Seyfarth Shaw LLP, New York (Jeremy A. Cohen of counsel), for appellant.
John E. Osborn, P.C., New York (Daniel H. Crow of counsel), for respondent.
Manzanet–Daniels, J.P., Tom, Kapnick, Gesmer, Singh, JJ.
Order, Supreme Court, New York County (Jennifer Schecter, J.), entered August 7, 2018, which denied defendant landlord's motion for partial summary judgment on its claim for a declaration that plaintiff tenant is required to perform certain repairs under the lease, unanimously affirmed, with costs.
The motion court properly concluded that the lease does not unambiguously require the commercial tenant to perform structural repairs to the sidewalk vault adjacent to the leased premises. Although the lease requires the tenant to "maintain" the vault, such a lease provision, without more, does not impose an obligation on the tenant to make structural repairs (see Excelsior 57th Corp. v.

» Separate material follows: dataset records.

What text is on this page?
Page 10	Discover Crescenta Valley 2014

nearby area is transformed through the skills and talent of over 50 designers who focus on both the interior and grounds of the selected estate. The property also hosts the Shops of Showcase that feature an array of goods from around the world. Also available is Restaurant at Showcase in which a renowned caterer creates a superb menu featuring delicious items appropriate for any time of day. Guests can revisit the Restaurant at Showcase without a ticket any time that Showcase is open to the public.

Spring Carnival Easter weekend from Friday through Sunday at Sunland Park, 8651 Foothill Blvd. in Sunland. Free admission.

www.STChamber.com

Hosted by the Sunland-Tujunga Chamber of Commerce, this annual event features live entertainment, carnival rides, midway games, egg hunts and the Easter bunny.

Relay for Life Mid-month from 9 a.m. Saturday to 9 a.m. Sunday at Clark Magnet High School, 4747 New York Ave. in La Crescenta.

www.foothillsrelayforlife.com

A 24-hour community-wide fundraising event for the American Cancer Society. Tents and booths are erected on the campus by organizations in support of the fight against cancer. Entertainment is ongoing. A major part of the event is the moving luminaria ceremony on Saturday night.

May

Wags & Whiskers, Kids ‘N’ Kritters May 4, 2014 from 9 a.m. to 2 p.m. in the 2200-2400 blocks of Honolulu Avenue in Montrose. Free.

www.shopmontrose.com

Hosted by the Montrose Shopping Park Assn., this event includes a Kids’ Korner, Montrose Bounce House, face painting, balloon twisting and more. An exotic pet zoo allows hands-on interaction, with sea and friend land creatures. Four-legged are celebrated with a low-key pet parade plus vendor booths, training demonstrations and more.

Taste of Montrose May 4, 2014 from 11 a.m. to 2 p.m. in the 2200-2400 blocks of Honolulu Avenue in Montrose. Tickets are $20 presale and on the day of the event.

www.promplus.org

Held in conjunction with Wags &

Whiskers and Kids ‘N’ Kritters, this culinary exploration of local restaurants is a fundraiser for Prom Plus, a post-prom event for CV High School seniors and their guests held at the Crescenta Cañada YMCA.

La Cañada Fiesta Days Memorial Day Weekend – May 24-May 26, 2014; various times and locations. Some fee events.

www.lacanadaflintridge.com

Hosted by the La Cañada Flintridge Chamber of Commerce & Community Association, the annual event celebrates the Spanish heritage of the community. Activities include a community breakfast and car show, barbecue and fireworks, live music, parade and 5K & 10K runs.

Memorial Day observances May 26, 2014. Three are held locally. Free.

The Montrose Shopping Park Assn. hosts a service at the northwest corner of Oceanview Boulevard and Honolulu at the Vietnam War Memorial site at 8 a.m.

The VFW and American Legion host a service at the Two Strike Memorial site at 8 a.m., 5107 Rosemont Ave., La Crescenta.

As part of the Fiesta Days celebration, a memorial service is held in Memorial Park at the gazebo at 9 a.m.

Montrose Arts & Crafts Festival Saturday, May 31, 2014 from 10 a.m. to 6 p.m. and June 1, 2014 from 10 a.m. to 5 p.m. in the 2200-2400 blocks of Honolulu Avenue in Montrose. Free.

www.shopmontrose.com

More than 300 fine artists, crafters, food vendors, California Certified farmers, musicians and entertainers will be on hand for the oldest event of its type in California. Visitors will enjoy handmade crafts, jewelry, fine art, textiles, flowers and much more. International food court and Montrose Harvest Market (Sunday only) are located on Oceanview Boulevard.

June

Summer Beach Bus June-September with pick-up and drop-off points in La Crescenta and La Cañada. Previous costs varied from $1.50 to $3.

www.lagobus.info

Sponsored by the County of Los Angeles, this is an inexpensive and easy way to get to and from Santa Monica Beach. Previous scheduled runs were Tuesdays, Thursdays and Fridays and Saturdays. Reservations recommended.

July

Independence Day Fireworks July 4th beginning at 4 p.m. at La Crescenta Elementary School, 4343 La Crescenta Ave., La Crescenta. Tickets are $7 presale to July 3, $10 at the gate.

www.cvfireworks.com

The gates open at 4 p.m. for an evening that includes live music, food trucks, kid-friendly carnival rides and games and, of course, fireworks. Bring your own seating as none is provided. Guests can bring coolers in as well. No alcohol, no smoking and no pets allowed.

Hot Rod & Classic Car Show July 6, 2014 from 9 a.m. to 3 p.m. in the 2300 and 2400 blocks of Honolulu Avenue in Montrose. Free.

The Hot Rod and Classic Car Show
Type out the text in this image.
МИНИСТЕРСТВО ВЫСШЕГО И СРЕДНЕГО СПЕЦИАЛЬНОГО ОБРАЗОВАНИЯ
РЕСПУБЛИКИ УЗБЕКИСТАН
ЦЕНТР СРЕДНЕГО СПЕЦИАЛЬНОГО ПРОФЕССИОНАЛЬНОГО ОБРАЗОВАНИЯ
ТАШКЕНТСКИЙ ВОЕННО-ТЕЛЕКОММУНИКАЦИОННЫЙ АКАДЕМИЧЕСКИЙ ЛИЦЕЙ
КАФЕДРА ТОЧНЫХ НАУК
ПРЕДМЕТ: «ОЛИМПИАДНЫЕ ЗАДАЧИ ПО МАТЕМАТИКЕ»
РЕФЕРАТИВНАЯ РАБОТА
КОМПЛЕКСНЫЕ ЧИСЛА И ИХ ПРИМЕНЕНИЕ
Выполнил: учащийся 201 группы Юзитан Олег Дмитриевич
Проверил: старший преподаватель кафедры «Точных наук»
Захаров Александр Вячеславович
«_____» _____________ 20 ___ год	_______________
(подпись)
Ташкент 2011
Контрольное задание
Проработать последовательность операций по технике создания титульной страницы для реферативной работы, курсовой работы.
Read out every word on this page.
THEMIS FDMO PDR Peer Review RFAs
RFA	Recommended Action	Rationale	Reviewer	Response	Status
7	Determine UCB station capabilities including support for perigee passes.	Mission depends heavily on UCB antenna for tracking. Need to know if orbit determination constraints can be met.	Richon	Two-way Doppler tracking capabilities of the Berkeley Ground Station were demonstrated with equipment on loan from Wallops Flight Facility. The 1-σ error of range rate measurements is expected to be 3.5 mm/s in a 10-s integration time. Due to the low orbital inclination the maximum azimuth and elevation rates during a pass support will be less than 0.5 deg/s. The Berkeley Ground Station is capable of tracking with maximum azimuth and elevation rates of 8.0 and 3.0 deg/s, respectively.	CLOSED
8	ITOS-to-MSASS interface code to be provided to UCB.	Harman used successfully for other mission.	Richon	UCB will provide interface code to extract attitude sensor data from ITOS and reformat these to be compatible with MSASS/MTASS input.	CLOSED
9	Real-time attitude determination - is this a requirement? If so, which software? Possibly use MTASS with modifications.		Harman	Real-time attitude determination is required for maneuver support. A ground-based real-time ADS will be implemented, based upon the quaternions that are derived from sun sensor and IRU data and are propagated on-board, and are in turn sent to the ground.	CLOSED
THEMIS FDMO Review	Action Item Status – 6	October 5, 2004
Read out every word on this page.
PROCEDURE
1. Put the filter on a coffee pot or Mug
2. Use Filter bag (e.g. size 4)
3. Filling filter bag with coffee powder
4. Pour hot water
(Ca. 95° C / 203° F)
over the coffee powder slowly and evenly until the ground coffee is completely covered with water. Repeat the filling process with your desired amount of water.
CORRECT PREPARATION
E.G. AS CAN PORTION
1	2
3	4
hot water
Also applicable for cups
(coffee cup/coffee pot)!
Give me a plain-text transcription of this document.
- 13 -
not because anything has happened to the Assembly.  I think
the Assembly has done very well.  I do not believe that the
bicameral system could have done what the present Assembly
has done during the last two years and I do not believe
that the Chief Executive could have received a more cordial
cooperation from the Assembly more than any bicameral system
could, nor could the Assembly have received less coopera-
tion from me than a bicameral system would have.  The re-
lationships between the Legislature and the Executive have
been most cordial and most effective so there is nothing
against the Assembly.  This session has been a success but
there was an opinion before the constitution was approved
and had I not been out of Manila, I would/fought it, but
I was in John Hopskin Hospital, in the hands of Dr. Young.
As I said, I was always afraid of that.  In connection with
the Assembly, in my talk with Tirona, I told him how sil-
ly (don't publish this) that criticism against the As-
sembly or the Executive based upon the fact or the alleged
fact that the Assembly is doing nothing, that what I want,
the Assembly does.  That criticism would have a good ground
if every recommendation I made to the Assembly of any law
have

Excel Assoc. , 126 A.D.3d 479, 480, 5 N.Y.S.3d 400 [1st Dept. 2015] ). Moreover, given that the provision of the lease at issue draws a clear distinction between the landlord's obligation to "maintain and repair the Building both exterior and interior" and the tenant's obligation to "maintain and make all necessary non-structural repairs to the Premises," the words "maintain" and "repair" cannot be conflated and treated as synonyms (see Searle Blatt & Co. v. Zurich Holding Co. , 241 A.D.2d 303, 659 N.Y.S.2d 472 [1st Dept. 1997] ). Accordingly, defendant landlord did not establish entitlement to partial summary judgment on its claim for declaratory relief.
We have considered defendant's remaining contentions and find them unavailing.